Floyd's funeral was the first. I remember his sparsely attend memorial service where we all held hands and comforted Steven.

When Steven died his memorial service was held in his hometown. Few of us had the chance to attend, but I think that's the way his conservative family preferred it.

Tracy died in Florida, still waiting for his sex change operation.

I heard about Tony's death several months after it happened.

Jeff went home to his family in Colorado to die, but a local memorial service was held and I recall thinking how, with his usual drag queen bluntness, he had comforted me and then told me to "move on" after the break-up with my ex.

His lover, Will, moved away and we didn't learn about his death until much later.

Tim died, too. We always assumed he contracted HIV from the priest he dated for a while, (though the priest tried to keep his vocation a secret from us).
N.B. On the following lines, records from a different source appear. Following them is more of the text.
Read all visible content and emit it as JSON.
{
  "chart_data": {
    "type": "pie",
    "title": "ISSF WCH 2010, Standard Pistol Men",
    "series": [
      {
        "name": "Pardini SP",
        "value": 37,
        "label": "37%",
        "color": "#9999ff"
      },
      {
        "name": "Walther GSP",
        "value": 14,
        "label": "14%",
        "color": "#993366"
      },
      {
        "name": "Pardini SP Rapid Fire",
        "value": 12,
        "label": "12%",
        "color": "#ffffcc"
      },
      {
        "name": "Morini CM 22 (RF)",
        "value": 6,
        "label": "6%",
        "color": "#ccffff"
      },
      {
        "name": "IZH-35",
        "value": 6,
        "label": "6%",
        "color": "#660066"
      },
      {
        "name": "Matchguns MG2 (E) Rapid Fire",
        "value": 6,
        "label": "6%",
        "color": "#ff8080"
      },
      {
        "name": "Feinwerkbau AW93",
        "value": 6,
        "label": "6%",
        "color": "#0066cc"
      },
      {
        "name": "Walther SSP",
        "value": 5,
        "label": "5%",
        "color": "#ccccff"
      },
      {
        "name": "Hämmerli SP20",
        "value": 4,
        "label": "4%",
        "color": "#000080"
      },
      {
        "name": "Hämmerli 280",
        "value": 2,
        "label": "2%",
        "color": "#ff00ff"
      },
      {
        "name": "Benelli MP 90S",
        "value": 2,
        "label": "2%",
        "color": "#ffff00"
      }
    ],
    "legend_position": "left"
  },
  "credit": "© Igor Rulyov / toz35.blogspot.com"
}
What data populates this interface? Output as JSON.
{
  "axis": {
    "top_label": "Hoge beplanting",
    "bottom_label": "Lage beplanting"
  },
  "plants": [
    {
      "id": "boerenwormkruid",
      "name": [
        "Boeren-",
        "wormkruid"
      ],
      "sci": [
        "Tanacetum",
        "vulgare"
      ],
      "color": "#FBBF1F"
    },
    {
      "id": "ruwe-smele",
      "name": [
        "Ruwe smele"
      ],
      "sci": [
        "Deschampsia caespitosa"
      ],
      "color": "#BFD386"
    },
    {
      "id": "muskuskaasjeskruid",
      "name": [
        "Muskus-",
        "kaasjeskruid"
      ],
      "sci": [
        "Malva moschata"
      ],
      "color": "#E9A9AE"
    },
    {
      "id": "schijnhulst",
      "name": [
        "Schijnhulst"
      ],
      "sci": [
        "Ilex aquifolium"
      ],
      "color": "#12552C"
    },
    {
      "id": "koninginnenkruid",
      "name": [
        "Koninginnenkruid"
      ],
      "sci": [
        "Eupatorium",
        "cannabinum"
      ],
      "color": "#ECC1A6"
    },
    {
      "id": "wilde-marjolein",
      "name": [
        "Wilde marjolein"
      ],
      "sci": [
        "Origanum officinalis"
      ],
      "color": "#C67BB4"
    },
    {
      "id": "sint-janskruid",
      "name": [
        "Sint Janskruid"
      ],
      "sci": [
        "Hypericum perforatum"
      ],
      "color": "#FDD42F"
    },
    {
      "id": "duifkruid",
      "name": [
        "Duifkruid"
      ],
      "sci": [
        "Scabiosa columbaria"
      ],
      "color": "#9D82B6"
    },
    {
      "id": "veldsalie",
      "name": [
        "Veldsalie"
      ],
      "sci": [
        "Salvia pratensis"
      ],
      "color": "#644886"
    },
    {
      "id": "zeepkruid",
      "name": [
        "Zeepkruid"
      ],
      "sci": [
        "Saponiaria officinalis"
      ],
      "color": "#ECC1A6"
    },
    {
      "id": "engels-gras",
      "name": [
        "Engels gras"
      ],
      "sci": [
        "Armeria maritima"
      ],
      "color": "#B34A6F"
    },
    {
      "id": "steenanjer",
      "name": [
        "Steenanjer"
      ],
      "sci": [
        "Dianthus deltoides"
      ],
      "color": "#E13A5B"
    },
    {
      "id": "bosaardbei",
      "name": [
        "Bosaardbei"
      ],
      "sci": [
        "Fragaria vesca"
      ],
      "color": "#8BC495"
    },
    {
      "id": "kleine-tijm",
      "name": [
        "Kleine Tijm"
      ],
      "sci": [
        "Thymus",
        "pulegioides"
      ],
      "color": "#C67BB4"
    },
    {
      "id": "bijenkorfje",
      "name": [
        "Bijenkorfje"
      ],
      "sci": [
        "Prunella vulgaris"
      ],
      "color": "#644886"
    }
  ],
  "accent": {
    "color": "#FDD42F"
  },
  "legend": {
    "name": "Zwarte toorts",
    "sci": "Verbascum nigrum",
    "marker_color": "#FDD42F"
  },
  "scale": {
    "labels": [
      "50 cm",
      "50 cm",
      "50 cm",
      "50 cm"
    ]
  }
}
Tim told us how the priest took him on a vacation to Denver and spent the entire time in a bathhouse there.

And there were others from those photos lost to the ravages of AIDS.

The last time I looked through the photos I realized that (apart from a few people I've lost track of over the years) my ex and I are the only ones I know of still alive.

I've lost friends before and after those pictures were taken, but for me the photos have become my own personal litany of the dead. I pull them out when I need to remember and grieve and to remind myself of the promise that Jeff extracted from me shortly before he went home to die: "Live like you're living for me."

For me World AIDS Day is not observed on December 1st. I keep my own personal World AIDS Day in a drawer by my bedside and I can observe it whenever I need to remember and grieve and keep a promise made years ago.